The bulk modulus of a metal is `8 xx 10^(9) Nm^(-2)` and its density is 11 g `cm^(-2)`. The density of this metal under a pressure of 20000 N `cm^(-2)` will be (in g `cm^(-3)`)

To solve the problem, we need to find the new density of the metal under a pressure of 20000 N/cm², given its bulk modulus and initial density.
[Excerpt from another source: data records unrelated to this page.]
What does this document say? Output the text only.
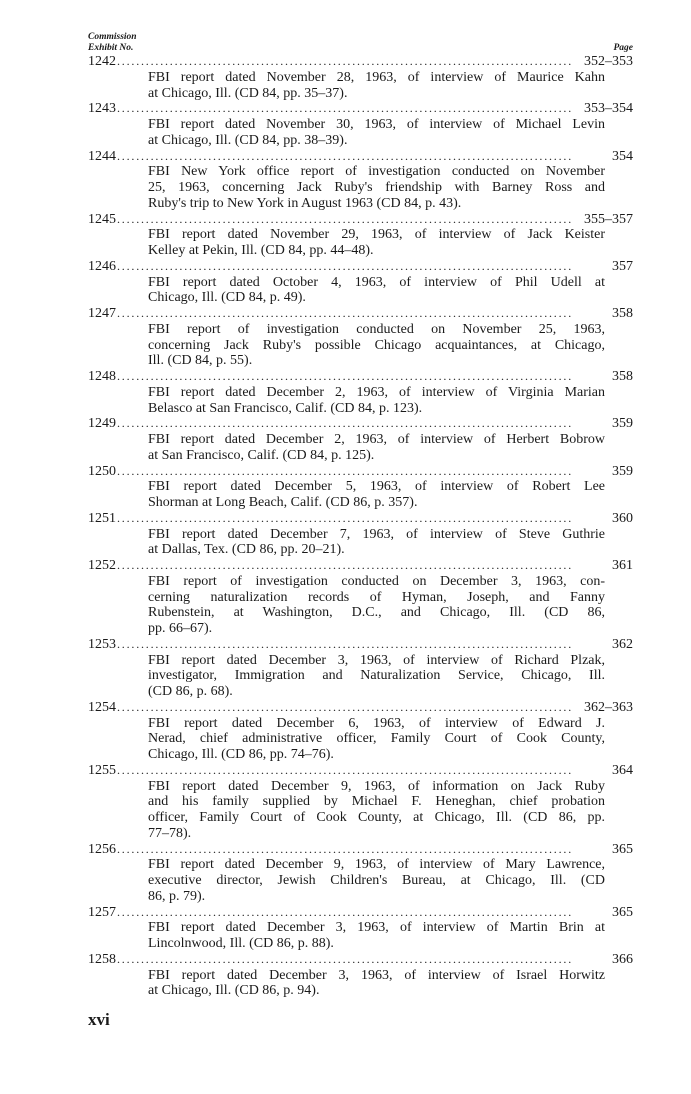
Commission
Exhibit No.	Page
1242 . . .	352–353
FBI report dated November 28, 1963, of interview of Maurice Kahn
at Chicago, Ill. (CD 84, pp. 35–37).
1243 . . .	353–354
FBI report dated November 30, 1963, of interview of Michael Levin
at Chicago, Ill. (CD 84, pp. 38–39).
1244 . . .	354
FBI New York office report of investigation conducted on November
25, 1963, concerning Jack Ruby's friendship with Barney Ross and
Ruby's trip to New York in August 1963 (CD 84, p. 43).
1245 . . .	355–357
FBI report dated November 29, 1963, of interview of Jack Keister
Kelley at Pekin, Ill. (CD 84, pp. 44–48).
1246 . . .	357
FBI report dated October 4, 1963, of interview of Phil Udell at
Chicago, Ill. (CD 84, p. 49).
1247 . . .	358
FBI report of investigation conducted on November 25, 1963,
concerning Jack Ruby's possible Chicago acquaintances, at Chicago,
Ill. (CD 84, p. 55).
1248 . . .	358
FBI report dated December 2, 1963, of interview of Virginia Marian
Belasco at San Francisco, Calif. (CD 84, p. 123).
1249 . . .	359
FBI report dated December 2, 1963, of interview of Herbert Bobrow
at San Francisco, Calif. (CD 84, p. 125).
1250 . . .	359
FBI report dated December 5, 1963, of interview of Robert Lee
Shorman at Long Beach, Calif. (CD 86, p. 357).
1251 . . .	360
FBI report dated December 7, 1963, of interview of Steve Guthrie
at Dallas, Tex. (CD 86, pp. 20–21).
1252 . . .	361
FBI report of investigation conducted on December 3, 1963, con-
cerning naturalization records of Hyman, Joseph, and Fanny
Rubenstein, at Washington, D.C., and Chicago, Ill. (CD 86,
pp. 66–67).
1253 . . .	362
FBI report dated December 3, 1963, of interview of Richard Plzak,
investigator, Immigration and Naturalization Service, Chicago, Ill.
(CD 86, p. 68).
1254 . . .	362–363
FBI report dated December 6, 1963, of interview of Edward J.
Nerad, chief administrative officer, Family Court of Cook County,
Chicago, Ill. (CD 86, pp. 74–76).
1255 . . .	364
FBI report dated December 9, 1963, of information on Jack Ruby
and his family supplied by Michael F. Heneghan, chief probation
officer, Family Court of Cook County, at Chicago, Ill. (CD 86, pp.
77–78).
1256 . . .	365
FBI report dated December 9, 1963, of interview of Mary Lawrence,
executive director, Jewish Children's Bureau, at Chicago, Ill. (CD
86, p. 79).
1257 . . .	365
FBI report dated December 3, 1963, of interview of Martin Brin at
Lincolnwood, Ill. (CD 86, p. 88).
1258 . . .	366
FBI report dated December 3, 1963, of interview of Israel Horwitz
at Chicago, Ill. (CD 86, p. 94).
xvi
Let's break down the solution step by step. ### Step 1: Understand the given data - **Bulk Modulus (B)**: \( 8 \times 10^9 \, \text{N/m}^2 \) - **Initial Density (\( \rho_1 \))**: \( 11 \, \text{g/cm}^3 \) - **Pressure (\( P \))**: \( 20000 \, \text{N/cm}^2 \) ### Step 2: Convert pressure to N/m² Since the bulk modulus is given in N/m², we need to convert the pressure from N/cm² to N/m². \[ P = 20000 \, \text{N/cm}^2 = 20000 \times 10^4 \, \text{N/m}^2 = 2 \times 10^8 \, \text{N/m}^2 \] ### Step 3: Use the bulk modulus formula The bulk modulus is defined as: \[ B = -\frac{P}{\frac{\Delta V}{V}} \] Where: - \( \Delta V \) is the change in volume, - \( V \) is the original volume. Rearranging gives: \[ \Delta V = \frac{P V}{B} \] ### Step 4: Relate volume change to density The initial volume \( V_1 \) can be expressed in terms of density and mass: \[ V_1 = \frac{m}{\rho_1} \] The final volume \( V_2 \) after applying pressure will be: \[ V_2 = V_1 - \Delta V \] Substituting \( \Delta V \): \[ V_2 = V_1 - \frac{P V_1}{B} = V_1 \left(1 - \frac{P}{B}\right) \] ### Step 5: Calculate the change in volume Substituting \( P \) and \( B \): \[ V_2 = V_1 \left(1 - \frac{2 \times 10^8}{8 \times 10^9}\right) \] Calculating the fraction: \[ \frac{2 \times 10^8}{8 \times 10^9} = \frac{1}{40} \] Thus, \[ V_2 = V_1 \left(1 - \frac{1}{40}\right) = V_1 \left(\frac{39}{40}\right) \] ### Step 6: Relate the new density to the new volume The new density \( \rho_2 \) can be expressed as: \[ \rho_2 = \frac{m}{V_2} \] Since mass \( m = \rho_1 V_1 \): \[ \rho_2 = \frac{\rho_1 V_1}{V_2} = \frac{\rho_1 V_1}{V_1 \left(\frac{39}{40}\right)} = \frac{\rho_1 \cdot 40}{39} \] ### Step 7: Substitute the initial density Substituting \( \rho_1 = 11 \, \text{g/cm}^3 \): \[ \rho_2 = \frac{11 \cdot 40}{39} = \frac{440}{39} \, \text{g/cm}^3 \] ### Final Answer Thus, the density of the metal under a pressure of 20000 N/cm² is: \[ \rho_2 \approx 11.28 \, \text{g/cm}^3 \]